Mixture-of-Experts (MoE) have emerged as a powerful architecture for large
language models (LLMs), enabling efficient scaling of model capacity while
maintaining manageable computational costs. The key advantage lies in their
ability to route different tokens to different ``expert'' networks within the
model, enabling specialization and efficient handling of diverse input.

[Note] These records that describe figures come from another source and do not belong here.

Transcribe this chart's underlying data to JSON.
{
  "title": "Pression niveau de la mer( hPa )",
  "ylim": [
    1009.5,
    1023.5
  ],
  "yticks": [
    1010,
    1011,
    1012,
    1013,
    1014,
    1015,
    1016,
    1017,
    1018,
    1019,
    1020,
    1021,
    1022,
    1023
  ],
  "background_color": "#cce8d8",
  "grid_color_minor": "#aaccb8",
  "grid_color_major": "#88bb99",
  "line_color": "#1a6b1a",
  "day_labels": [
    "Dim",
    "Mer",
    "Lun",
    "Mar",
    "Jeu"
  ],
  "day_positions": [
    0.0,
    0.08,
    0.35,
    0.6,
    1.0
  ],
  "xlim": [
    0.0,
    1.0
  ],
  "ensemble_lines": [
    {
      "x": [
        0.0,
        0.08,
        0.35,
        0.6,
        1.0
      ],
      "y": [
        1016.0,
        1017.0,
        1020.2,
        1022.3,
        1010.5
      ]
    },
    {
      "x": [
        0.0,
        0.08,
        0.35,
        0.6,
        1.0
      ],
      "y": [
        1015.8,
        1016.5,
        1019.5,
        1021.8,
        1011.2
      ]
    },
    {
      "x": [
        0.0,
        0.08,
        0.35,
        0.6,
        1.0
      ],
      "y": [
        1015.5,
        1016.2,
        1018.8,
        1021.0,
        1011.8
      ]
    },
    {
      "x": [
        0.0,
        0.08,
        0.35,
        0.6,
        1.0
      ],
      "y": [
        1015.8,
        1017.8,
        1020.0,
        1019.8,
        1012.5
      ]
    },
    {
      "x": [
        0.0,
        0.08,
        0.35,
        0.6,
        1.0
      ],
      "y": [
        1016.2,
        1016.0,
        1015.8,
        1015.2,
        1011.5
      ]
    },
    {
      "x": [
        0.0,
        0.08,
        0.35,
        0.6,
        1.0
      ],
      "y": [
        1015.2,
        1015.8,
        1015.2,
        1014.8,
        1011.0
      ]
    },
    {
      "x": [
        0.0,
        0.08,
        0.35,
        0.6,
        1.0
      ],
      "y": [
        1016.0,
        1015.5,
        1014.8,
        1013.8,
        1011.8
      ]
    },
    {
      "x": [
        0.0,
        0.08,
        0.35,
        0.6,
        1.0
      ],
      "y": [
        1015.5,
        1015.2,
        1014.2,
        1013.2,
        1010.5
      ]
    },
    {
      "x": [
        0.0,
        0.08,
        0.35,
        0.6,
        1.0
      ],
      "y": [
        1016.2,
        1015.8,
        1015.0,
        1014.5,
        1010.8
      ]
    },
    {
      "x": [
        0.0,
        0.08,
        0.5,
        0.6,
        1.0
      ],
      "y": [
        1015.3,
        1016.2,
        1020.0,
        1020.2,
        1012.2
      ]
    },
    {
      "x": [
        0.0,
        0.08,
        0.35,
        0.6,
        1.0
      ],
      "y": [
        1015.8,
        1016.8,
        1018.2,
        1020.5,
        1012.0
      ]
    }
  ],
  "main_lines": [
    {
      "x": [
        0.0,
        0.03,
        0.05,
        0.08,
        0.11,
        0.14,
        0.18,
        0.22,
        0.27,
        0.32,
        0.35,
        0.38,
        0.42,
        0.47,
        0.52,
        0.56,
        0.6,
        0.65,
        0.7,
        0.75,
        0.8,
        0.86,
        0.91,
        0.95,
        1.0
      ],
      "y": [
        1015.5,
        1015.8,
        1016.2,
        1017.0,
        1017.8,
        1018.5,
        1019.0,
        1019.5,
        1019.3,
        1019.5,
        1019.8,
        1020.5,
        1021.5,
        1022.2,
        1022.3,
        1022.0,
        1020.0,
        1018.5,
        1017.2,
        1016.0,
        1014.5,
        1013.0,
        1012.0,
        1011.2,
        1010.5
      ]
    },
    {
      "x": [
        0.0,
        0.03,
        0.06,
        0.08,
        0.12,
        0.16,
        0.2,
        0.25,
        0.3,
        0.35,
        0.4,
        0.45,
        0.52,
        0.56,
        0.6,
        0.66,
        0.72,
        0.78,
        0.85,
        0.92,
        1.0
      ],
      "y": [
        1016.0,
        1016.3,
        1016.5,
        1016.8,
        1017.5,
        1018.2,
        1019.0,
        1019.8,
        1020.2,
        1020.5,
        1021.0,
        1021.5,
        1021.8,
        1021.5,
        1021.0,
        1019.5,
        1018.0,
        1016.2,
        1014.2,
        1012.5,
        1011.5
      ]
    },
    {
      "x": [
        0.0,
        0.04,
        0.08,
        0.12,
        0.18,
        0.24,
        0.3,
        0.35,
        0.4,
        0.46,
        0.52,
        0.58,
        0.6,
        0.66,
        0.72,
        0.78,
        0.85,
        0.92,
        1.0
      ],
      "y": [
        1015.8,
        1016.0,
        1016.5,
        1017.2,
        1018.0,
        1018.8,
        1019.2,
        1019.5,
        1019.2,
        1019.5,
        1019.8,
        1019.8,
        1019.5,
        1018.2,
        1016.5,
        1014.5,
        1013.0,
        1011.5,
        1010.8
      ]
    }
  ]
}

However, the vulnerabilities of MoE-based LLMs still have barely been studied,
and the potential for backdoor attacks in this context remains largely
unexplored. This paper presents the first backdoor attack against MoE-based
LLMs where the attackers poison ``dormant experts'' (i.e., underutilized
experts) and activate them by optimizing routing triggers, thereby gaining
control over the model's output. We first rigorously prove the existence of a
few ``dominating experts'' in MoE models, whose outputs can determine the
overall MoE's output. We also show that dormant experts can serve as dominating
experts to manipulate model predictions. Accordingly, our attack, namely
BadMoE, exploits the unique architecture of MoE models by 1) identifying
dormant experts unrelated to the target task, 2) constructing a routing-aware
loss to optimize the activation triggers of these experts, and 3) promoting
dormant experts to dominating roles via poisoned training data. Extensive
experiments show that BadMoE successfully enforces malicious prediction on
attackers' target tasks while preserving overall model utility, making it a
more potent and stealthy attack than existing methods.